Марина Цветаева. Твоя неласковая ласточка — страница 68 из 174

Бант — знак, стихи — знак… Но — чего? Восемнадцатилетия (бант), но восемнадцатилетие — чего? И если даже найду, то то — чего — знак?

Так я видела мир восьми лет, так буду видеть восьмидесяти, несмотря на то, что так никогда его не увидела (т. е. вещь неизменно оказывалась просто — собой). Ибо таков он есть.


Борис Пастернак еще не уехал из Берлина. 19 ноября 1922 года МЦ пишет в Мокропсах письмо Пастернаку, который просил ее ответное письмо переслать через его родителей, живших тогда в Берлине, что она и делает, завязывая переписку с его отцом. Письмо от 19 ноября — последнее письмо МЦ Борису Пастернаку в 1922 году (это ответ на его письмо от 12 ноября 1922 года из Берлина).

…Я живу в Чехии (близ Праги), в Мокропсах, в деревенской хате. Последний дом в деревне. Под горой ручей — таскаю воду. Треть дня уходит на топку огромной кафельной печки. Жизнь мало чем отличается от московской, бытовая ее часть, — пожалуй, даже бедней! — но к стихам прибавилось: семья и природа. Месяцами никого не вижу. Все утро пишу и хожу: здесь чудные горы.

Возьмите у Геликона (Вишняка) стихи, присланные в «Эпопею», это и есть моя жизнь.

А Вам на прощанье хочу переписать мой любимый стих, — тоже недавний, в Чехии:

Это пеплы сокровищ:

Утрат, обид.

Это пеплы, пред коими

В прах — гранит.

…..

<…> Пастернак, у меня есть к Вам просьба: подарите мне на Рождество Библию: немецкую, непременно готическим шрифтом, не большую, но и не карманную: естественную. И надпишите. Тщетно вот уже четыре месяца выпрашиваю у Геликона!

Буду носить ее с собой всю жизнь!


МЦ все время, чем бы ни занималась, думает о Пастернаке. Сочиняется пространное письмо к нему.


…Мой любимый вид общения — потусторонний: сон. Я на полной свободе. <…>

Я не люблю встреч в жизни: сшибаются лбами.

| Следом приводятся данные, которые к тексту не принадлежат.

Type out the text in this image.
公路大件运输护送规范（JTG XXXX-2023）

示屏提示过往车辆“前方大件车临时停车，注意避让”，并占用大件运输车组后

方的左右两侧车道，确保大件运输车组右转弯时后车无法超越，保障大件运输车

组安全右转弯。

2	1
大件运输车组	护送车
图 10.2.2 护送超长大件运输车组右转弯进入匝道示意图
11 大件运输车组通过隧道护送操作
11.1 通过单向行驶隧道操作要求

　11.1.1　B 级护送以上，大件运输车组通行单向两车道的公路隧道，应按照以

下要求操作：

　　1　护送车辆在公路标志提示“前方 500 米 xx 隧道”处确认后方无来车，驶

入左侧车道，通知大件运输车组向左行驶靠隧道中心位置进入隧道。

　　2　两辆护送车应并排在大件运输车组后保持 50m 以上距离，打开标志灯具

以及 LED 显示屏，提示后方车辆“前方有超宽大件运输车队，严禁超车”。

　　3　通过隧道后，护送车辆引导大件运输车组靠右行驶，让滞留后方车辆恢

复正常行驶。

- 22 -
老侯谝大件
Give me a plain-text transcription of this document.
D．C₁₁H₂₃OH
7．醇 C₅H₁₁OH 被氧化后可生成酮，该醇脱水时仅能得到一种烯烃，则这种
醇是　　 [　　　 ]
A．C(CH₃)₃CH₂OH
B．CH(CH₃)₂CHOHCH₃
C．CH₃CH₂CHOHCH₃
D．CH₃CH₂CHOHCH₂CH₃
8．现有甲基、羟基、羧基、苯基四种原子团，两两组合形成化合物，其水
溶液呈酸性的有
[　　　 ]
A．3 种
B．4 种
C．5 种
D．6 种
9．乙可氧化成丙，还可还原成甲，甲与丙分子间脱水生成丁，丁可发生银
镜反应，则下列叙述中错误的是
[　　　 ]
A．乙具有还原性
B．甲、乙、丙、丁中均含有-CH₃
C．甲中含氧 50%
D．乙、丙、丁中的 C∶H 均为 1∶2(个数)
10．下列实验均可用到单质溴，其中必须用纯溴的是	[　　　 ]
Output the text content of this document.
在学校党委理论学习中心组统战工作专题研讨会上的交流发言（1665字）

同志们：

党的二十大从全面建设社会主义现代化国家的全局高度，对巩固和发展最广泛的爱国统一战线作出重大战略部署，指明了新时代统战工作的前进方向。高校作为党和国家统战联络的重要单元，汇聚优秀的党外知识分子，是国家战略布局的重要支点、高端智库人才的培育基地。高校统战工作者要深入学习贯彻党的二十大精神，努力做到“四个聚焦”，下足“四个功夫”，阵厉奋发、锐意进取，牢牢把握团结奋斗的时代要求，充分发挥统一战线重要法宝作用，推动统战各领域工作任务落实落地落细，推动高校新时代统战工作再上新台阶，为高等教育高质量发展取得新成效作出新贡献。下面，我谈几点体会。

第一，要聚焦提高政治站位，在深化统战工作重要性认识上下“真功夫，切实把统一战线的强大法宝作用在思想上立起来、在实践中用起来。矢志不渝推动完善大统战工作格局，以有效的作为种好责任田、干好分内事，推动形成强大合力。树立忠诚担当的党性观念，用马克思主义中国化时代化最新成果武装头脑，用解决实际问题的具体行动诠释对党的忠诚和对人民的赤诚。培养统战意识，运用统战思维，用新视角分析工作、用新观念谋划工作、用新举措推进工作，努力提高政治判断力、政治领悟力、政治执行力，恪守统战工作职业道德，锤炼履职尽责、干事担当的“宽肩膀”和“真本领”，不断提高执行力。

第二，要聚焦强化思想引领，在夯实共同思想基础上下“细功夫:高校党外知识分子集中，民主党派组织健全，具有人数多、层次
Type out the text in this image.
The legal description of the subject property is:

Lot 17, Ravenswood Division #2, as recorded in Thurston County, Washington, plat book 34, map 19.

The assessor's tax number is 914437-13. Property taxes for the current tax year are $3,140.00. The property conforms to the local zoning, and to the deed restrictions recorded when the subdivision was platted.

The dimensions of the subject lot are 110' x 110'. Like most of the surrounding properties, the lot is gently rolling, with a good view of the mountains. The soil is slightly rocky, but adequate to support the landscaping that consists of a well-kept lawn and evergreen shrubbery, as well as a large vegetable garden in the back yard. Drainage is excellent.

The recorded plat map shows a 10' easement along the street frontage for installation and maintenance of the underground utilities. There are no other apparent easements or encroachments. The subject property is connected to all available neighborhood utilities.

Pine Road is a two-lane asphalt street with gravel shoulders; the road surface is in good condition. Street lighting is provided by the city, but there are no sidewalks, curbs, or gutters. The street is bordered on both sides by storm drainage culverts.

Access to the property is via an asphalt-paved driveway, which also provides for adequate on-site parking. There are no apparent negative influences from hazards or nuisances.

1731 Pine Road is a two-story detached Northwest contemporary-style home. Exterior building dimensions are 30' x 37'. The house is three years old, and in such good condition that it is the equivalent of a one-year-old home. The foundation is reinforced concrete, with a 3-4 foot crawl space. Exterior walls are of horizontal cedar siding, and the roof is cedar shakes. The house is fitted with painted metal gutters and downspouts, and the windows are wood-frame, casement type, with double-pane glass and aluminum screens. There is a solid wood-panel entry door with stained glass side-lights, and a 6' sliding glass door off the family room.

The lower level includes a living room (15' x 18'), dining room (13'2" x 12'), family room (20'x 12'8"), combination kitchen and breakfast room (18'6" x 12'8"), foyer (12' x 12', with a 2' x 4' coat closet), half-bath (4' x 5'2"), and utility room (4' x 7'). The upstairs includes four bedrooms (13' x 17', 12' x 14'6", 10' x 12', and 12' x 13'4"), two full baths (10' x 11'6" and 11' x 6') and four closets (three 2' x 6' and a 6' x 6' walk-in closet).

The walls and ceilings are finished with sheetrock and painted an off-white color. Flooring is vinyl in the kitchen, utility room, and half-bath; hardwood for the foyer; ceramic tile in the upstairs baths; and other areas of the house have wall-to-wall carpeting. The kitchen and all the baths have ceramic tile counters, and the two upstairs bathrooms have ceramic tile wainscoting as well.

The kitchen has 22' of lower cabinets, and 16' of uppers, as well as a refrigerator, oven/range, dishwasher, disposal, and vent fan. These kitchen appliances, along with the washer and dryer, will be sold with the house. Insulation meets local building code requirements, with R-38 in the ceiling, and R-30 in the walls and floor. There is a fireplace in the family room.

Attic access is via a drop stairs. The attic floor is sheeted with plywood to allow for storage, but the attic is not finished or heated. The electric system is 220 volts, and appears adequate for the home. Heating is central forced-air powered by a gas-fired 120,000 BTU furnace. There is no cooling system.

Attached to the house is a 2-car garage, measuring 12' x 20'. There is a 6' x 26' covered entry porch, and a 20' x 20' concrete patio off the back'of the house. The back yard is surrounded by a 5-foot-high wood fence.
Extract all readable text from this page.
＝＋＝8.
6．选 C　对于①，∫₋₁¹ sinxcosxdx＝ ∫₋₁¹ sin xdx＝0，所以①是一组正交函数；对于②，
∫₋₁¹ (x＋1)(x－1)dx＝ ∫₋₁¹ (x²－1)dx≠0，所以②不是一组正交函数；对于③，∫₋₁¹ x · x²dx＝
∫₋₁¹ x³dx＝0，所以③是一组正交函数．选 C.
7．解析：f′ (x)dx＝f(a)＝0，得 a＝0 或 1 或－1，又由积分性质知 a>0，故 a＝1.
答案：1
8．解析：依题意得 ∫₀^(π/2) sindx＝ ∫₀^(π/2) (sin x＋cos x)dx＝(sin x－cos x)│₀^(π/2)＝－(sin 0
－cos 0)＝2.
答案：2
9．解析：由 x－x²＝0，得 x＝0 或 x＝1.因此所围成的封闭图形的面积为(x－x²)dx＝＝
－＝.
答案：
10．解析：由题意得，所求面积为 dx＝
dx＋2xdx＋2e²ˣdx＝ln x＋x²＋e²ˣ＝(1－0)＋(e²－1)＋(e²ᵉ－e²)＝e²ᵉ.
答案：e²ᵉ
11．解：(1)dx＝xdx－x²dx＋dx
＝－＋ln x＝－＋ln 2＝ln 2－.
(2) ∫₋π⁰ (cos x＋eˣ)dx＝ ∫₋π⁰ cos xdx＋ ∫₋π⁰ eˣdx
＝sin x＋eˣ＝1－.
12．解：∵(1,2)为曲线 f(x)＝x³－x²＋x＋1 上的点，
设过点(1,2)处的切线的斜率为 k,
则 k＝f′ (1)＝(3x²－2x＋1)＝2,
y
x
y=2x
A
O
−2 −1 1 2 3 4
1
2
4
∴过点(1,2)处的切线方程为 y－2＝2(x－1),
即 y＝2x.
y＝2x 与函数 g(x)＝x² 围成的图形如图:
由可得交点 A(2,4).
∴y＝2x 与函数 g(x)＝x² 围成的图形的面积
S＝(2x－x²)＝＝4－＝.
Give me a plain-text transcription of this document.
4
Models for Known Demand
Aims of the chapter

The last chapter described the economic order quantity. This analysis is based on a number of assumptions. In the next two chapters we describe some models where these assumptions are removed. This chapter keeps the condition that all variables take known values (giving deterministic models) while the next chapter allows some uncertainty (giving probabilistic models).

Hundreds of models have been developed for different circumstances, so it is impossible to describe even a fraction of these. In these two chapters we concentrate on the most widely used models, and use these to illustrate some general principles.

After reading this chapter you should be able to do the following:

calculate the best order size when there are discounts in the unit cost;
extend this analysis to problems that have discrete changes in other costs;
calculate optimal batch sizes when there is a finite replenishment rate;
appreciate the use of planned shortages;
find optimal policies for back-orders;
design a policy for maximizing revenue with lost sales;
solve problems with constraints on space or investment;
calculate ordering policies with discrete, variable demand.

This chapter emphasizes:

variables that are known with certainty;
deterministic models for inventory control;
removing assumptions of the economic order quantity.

Две глухие стены. (Брандмауэра, а за ними — Brand![80]) Так не проникнешь. Встреча должна быть аркой, еще лучше — радугой, где под каждым концом — клад. (Оu l’агс en ciel a pose son pied…[81])

Но тем не менее — захудалое, Богом забытое (вспомянутое!) кафэ — лучше в порту (хотите? (Nordsee![82]), с деревянными залитыми столами, в дыму — локоть и лоб —

Но я свои соблазны оставляю тоже в духе.

Сейчас расстаются на слишком долго, поэтому хочу — ясными и трезвыми словами: — на сколько и когда. Потому что я — так или иначе — приеду. Теперь признаюсь Вам в одной своей дурной страсти: искушать людей (испытывать) непомерностью своей правдивости. Давать вещь так, как она во мне и во вне — есть.

Испытание правдой. Кто вынесет? Особенно если эта правда, в данный час, — Осанна! Моя Осанна! Осанна моего данного (вечного) часа. Я не умеряю своей души (только — жизнь). А так как душа — это никогда: я, всегда: ты (верней — то) — то у другого или руки опускаются (трусливое, хотя тоже правдивое: «да ведь я не такой!») или земля ходит под ногами, а на земле — я, и ноги по мне. Принимаю и это.

Я знаю, что в жизни надо лгать (скрывать, кроить, кривить). Что без кройки платья не выйдет. Что только устрашишь другого потоком ткани. Что в таком виде это не носко — и даже невыносимо. Но мои встречи — не в жизни, вне жизни, и — горький опыт с первого дня сознания — в них я одна (как в детстве: «играю одна»).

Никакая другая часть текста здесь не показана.